Ah. That’s almost as scary as being angry.

Last night the anger surfaced. Not fully. Not honestly. But enough for me to beat myself into a state of release. I’m not done. I know I will circle back to this again, digging deeper, letting go more completely. I am learning to trust the process and the support I have on the journey.

I am learning to trust.

Not surprisingly, my heart feels better today.

Home

February 8, 2011 By Alana

Steve has a lovely childhood friend that I’ve met a couple of times. She’s single, a teacher, with a huge heart, and she wanted to be a mom. After caring for her father  as he died, she began the process of becoming a foster parent.

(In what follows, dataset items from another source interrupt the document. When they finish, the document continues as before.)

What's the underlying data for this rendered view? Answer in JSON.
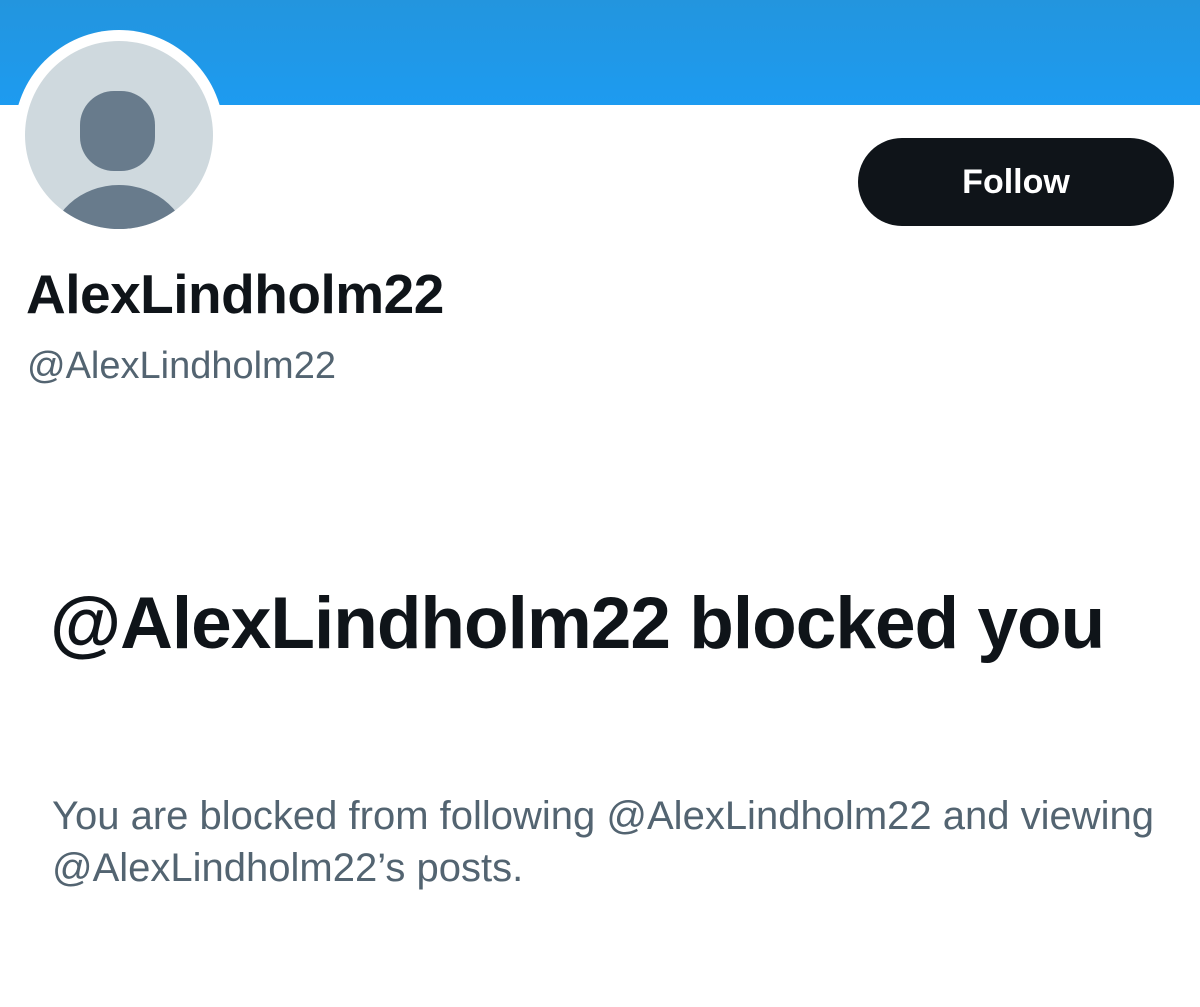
{
  "profile": {
    "display_name": "AlexLindholm22",
    "handle": "@AlexLindholm22",
    "follow_label": "Follow"
  },
  "blocked_notice": {
    "title": "@AlexLindholm22 blocked you",
    "description": "You are blocked from following @AlexLindholm22 and viewing @AlexLindholm22’s posts."
  },
  "colors": {
    "banner": "#1d9bf0",
    "avatar_bg": "#cfd9de",
    "avatar_silhouette": "#687b8c",
    "primary_text": "#0f1419",
    "secondary_text": "#536471",
    "button_bg": "#0f1419"
  },
  "icons": {
    "avatar": "default-profile-silhouette-icon"
  }
}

When asked what kind of child she wanted, she answered that when she closed her eyes, she saw a 7 year old girl. As the story goes, the case worker cried and told her she had a little girl for her to meet. Fast forward to the present and that little girl is a teenager. Steve’s friend adopted her, and then her younger brother. They are a beautiful family. The kids did not have easy childhoods and I know there have been challenges, but when I was recently reminded of this story, I cried.

There is a part of my soul that believes this is the direction we are to go. Not yet. And perhaps not ever. But when I close my eyes and picture my house five or ten years down the road, it is filled with the voices of children – children who have found a home.